Microsoft, Google, Yahoo and Vodafone Group -- a UK-based mobile phone company -- announced earlier this week that they had been talking with human rights advocates for more than a year in an attempt to agree on a set of rules for conducting business in countries that infringe on their citizens' rights.

The companies said their goal was to agree to a code of conduct by the end of 2007, which would hopefully head off legislation that would forcibly restrict business dealings in countries such as China. Google, Microsoft and Yahoo -- among others -- faced congressional hearings last year after some companies agreed to aid China in blocking access to sites that advocate free speech, including U.S. government sites.

Some companies agreed to turn over internet user data to the Chinese government, which in one case involving Yahoo, eventually helped lead to the arrest of a dissident. To avoid U.S. government interference in business dealings abroad, Yahoo and the other three tech giants are working with leading human rights groups -- including Amnesty International, Human Rights Watch, the Center for Democracy and Technology, and Business for Social Responsibility -- to draw up a code of conduct all four firms can agree to.

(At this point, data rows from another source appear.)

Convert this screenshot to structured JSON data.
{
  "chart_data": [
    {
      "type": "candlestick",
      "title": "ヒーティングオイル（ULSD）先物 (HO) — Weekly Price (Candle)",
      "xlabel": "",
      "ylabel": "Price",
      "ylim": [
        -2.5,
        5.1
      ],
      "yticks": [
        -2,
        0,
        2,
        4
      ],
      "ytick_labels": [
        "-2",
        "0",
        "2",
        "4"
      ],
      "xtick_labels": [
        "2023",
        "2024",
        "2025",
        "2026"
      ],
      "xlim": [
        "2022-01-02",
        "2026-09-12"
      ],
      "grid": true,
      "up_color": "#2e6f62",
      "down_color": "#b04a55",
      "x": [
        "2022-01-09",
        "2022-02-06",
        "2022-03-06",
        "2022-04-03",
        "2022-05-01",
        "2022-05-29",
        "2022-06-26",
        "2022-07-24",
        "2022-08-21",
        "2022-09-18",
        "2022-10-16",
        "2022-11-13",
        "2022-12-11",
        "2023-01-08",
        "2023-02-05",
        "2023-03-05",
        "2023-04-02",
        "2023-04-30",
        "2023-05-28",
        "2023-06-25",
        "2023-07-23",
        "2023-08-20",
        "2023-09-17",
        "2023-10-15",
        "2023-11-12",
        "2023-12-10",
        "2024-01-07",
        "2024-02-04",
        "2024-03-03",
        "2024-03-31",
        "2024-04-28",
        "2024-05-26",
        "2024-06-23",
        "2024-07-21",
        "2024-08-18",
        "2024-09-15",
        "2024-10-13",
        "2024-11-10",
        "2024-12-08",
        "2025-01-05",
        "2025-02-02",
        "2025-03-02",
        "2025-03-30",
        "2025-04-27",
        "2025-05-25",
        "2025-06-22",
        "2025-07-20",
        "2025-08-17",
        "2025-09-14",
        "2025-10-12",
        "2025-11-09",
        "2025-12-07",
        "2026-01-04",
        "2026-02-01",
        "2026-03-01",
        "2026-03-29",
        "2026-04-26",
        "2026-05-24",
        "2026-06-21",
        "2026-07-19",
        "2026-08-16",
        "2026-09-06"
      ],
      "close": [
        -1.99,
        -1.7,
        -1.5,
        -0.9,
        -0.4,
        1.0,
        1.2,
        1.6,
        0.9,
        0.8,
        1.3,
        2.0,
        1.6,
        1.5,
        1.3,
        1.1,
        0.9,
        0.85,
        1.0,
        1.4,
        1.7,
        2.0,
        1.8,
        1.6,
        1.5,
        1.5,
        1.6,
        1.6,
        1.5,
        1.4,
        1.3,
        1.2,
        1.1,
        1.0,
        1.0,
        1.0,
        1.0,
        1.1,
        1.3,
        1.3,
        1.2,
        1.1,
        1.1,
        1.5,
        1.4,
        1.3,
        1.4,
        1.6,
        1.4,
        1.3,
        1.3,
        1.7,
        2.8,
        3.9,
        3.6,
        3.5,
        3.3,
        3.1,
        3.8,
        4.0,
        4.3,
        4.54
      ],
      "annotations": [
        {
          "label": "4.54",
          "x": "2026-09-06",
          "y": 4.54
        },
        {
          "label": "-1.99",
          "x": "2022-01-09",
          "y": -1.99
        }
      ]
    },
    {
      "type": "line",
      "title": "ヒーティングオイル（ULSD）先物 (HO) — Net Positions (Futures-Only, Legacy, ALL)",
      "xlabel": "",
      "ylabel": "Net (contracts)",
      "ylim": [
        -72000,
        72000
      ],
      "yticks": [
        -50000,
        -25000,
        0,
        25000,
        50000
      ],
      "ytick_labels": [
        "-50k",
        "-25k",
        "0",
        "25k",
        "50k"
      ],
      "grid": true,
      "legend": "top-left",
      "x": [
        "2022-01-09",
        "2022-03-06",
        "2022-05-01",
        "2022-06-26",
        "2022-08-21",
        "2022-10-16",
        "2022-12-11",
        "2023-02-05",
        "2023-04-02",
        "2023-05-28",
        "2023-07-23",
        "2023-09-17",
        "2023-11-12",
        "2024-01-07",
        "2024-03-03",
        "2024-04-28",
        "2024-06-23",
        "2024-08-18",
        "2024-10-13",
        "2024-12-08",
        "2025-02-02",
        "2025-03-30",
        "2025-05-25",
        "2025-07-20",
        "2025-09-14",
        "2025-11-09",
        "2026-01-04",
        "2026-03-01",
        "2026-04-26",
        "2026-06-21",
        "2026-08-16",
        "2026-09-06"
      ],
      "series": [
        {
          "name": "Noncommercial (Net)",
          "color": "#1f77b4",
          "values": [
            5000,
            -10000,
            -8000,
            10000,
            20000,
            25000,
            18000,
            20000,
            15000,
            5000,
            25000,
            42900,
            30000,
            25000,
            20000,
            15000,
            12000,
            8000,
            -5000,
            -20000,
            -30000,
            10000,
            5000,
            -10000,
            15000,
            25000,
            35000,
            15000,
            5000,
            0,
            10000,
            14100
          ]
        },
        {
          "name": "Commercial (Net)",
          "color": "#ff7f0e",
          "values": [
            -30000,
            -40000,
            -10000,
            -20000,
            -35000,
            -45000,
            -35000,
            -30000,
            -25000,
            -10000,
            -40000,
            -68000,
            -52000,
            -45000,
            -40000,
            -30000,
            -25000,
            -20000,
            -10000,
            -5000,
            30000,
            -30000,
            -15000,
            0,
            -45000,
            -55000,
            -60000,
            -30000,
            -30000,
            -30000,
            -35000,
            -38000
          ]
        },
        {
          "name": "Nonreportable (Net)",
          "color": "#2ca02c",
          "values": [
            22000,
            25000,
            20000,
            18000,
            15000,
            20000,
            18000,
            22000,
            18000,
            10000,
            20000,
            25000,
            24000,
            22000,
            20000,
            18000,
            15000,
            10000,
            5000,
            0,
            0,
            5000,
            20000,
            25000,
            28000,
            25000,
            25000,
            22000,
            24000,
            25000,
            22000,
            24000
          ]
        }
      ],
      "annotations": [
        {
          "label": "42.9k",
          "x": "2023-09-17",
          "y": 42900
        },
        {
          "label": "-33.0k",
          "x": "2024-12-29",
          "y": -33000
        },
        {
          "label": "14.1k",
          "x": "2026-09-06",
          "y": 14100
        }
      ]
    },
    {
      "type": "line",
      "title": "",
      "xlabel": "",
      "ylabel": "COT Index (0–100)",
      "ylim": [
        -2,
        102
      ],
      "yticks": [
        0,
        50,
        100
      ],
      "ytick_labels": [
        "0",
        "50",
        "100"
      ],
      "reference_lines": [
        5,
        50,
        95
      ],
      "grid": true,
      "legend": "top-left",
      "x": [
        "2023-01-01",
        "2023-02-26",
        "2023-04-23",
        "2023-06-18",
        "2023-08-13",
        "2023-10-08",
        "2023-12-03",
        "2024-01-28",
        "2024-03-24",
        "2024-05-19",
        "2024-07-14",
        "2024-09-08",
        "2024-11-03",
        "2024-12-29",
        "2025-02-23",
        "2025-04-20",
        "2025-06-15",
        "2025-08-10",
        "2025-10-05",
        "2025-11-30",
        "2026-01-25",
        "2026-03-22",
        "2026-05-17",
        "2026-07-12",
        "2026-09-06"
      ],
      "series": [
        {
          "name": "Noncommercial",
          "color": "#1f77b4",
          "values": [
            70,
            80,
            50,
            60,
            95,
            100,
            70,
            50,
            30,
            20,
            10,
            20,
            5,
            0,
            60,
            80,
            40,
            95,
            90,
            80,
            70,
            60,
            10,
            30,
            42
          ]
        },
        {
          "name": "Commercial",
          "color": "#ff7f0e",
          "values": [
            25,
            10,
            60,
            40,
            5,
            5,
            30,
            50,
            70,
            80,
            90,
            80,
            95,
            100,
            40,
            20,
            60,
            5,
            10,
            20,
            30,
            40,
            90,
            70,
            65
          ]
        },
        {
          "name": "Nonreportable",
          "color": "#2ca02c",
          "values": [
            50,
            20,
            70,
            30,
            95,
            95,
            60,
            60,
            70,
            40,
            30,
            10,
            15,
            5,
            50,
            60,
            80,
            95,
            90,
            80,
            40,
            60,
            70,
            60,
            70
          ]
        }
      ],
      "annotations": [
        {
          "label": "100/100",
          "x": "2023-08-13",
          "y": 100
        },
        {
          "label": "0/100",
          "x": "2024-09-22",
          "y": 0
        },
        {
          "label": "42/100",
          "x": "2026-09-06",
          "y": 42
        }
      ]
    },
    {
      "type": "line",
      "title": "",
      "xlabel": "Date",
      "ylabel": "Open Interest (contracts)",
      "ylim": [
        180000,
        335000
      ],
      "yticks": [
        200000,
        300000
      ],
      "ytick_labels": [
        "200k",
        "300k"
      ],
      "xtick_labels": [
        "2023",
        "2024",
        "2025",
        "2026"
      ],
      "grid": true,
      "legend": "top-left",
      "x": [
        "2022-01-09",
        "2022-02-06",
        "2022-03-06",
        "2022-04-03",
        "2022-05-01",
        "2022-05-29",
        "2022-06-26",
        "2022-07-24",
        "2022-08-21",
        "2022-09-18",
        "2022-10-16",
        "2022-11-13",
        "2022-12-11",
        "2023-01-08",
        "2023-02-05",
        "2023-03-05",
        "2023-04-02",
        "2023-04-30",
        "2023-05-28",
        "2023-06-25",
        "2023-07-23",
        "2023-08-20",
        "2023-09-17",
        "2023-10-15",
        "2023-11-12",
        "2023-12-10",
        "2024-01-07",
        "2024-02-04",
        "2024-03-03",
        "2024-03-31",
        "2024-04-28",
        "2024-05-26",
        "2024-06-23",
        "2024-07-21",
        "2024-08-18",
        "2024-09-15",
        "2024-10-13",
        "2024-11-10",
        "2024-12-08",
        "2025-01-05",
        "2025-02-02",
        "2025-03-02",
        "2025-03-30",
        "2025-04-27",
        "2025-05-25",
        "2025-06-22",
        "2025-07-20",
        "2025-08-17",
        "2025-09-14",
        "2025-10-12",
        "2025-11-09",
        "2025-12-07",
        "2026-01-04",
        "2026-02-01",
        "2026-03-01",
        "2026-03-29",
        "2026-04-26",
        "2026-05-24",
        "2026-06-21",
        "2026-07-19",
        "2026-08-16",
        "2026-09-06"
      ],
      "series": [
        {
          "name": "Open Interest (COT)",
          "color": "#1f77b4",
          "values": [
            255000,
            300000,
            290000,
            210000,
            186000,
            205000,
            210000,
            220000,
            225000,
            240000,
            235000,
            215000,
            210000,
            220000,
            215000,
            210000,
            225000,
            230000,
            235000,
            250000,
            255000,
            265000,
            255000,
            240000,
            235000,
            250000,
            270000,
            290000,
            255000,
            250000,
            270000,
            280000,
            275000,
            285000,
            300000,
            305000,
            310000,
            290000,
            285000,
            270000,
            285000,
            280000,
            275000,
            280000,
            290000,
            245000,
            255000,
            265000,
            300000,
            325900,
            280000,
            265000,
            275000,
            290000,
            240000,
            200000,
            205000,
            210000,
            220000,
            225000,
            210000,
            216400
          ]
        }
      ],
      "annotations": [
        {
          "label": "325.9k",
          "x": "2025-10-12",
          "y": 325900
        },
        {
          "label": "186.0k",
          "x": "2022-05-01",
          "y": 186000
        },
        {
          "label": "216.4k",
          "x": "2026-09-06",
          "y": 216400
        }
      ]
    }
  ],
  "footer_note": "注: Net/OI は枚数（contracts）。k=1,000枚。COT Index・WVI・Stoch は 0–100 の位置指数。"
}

According to Steve Lippman, vice president of Trillium Asset Management, companies with business dealings in China "face a real balancing act."

"This isn't clear-cut, like child slave labor, but investors are definitely questioning it," Lippman told The Mercury News. "Companies don't want to write off a market like China, but their bright, idealistic people don't want to be writing code that helps get democratic activists thrown in jail."

Lippman admitted that although there was no guarantee that all the companies would agree to a uniform code of conduct, he was "cautiously optimistic."